Intel Takes On Qualcomm With Rival Standard for Devices

Intel Corp. (INTC) rejected an attempt by rival chipmaker Qualcomm Inc. (QCOM) to set technological standards for the next generation of connected electronic devices, instead signing up companies for a competing specification.

Intel today said it is setting up the Open Interconnect Consortium, with the backing of Samsung Electronics Co., Dell Inc. and Broadcom Corp. Last week, Microsoft Corp. said it joined Qualcomm’s group, the AllSeen Alliance, following companies such as Cisco Systems Inc.

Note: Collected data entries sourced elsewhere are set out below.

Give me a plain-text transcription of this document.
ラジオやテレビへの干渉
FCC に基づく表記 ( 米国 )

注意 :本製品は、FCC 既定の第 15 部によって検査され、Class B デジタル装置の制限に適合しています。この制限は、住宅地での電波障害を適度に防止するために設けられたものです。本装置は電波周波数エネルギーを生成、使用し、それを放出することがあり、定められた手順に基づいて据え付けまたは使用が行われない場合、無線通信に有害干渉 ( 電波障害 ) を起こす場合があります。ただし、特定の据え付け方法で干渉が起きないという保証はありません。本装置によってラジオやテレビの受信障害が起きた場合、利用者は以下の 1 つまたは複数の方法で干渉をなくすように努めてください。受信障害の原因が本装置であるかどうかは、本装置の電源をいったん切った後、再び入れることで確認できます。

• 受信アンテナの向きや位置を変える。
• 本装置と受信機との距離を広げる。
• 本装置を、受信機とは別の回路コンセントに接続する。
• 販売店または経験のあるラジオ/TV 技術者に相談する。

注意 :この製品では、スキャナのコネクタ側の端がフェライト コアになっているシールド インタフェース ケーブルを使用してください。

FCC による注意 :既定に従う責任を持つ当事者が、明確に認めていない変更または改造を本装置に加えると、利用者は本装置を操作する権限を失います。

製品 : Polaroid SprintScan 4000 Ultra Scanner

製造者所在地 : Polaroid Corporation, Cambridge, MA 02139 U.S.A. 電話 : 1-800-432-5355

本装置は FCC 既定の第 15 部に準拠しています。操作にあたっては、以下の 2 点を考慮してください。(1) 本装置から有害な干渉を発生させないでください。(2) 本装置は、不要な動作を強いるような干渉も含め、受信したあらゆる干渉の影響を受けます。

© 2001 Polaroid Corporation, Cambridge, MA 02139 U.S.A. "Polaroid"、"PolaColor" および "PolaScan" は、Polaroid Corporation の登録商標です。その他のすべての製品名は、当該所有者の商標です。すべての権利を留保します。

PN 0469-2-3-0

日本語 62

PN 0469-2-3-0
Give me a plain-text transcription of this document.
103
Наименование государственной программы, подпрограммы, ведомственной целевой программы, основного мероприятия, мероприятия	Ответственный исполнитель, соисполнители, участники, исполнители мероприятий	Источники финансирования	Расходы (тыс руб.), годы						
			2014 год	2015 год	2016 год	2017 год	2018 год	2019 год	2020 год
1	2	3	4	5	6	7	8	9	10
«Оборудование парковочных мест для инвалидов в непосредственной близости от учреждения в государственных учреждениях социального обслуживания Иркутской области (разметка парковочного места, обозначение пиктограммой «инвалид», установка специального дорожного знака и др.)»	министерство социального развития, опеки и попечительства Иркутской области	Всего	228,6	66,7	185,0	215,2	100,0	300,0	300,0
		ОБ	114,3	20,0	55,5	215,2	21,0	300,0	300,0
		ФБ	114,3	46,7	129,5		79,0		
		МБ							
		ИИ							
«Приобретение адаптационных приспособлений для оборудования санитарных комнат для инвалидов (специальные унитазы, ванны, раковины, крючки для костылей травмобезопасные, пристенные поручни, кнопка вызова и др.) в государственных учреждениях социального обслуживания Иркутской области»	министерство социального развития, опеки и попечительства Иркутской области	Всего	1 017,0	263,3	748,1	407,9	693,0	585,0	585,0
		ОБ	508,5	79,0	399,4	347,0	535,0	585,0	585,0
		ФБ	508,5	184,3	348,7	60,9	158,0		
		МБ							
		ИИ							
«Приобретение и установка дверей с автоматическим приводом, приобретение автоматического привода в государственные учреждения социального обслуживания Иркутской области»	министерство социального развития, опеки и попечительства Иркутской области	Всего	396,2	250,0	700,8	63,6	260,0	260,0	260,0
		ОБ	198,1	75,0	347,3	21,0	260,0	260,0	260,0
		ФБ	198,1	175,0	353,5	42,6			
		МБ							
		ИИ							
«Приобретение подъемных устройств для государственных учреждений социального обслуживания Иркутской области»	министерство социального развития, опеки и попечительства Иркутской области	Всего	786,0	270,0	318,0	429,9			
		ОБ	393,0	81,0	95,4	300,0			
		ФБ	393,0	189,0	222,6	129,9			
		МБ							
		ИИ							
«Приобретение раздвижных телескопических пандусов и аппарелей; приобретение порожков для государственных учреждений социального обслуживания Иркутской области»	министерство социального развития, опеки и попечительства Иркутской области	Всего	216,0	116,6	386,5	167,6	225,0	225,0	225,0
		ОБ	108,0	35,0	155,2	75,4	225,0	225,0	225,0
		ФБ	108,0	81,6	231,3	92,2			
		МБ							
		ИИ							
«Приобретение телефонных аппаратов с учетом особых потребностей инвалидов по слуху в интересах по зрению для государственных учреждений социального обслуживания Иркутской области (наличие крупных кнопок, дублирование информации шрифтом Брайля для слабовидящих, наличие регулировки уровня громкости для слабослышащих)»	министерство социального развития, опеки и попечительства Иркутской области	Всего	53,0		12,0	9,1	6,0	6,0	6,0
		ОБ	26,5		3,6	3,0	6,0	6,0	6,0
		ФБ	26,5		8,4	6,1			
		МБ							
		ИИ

Risking a repeat of technology’s most famous compatibility failures -- including Sony Corp.’s promotion of the Betamax home-video standard against JVC’s VHS in the 1970s -- the two chipmakers are vying to set the communication standards for the Internet of Things, the booming market for everyday devices that can communicate with each other and connect to the Web.

Both sides agree that without standards, it will take longer to reach a point where consumers can use their smartphones to remotely control their refrigerators, for example, or to use their computers to power up their air-conditioning units or to send data to their utility providers. Neither company is that impressed with its rival’s approach.

“We’ve looked at what’s out there today,” said Doug Fisher, head of Intel’s software business. “Certainly if those met the needs of us and others we would have participated there. Based on what we understand, that’s not the right approach. We’re going to continue down this path.”

Four Years

Qualcomm, which has been working on its open-source standard for four years, said it hasn’t heard from Intel and would be happy to discuss working together to incorporate its efforts. The San Diego-based company is concerned the competing groups will cause confusion among consumers and developers deciding which standard to support in their devices, said Rob Chandhok, senior vice president at Qualcomm and president of the company’s interactive platforms division.

“I’m a little puzzled,” he said. “I don’t understand how we couldn’t have solved this within the existing alliance and framework rather than saying we have a completely different approach and fragment the market, because I don’t think that will be best for consumer and businesses.”

Intel, whose processors run more than 80 percent of the world’s computers, has lost billions of dollars in its business unit aimed at breaking Qualcomm’s grip on mobile-phone chips. More than 90 percent of smartphones that currently run on the fastest phone networks contain combined Qualcomm processors and communications chips. At the same time, Qualcomm hasn’t yet fielded processors that have hurt Intel’s dominance in computing.

Devices using the Intel-sponsored standard will start to appear next year, Fisher said. The Santa Clara, California-based company projects that the market will reach the billions of devices.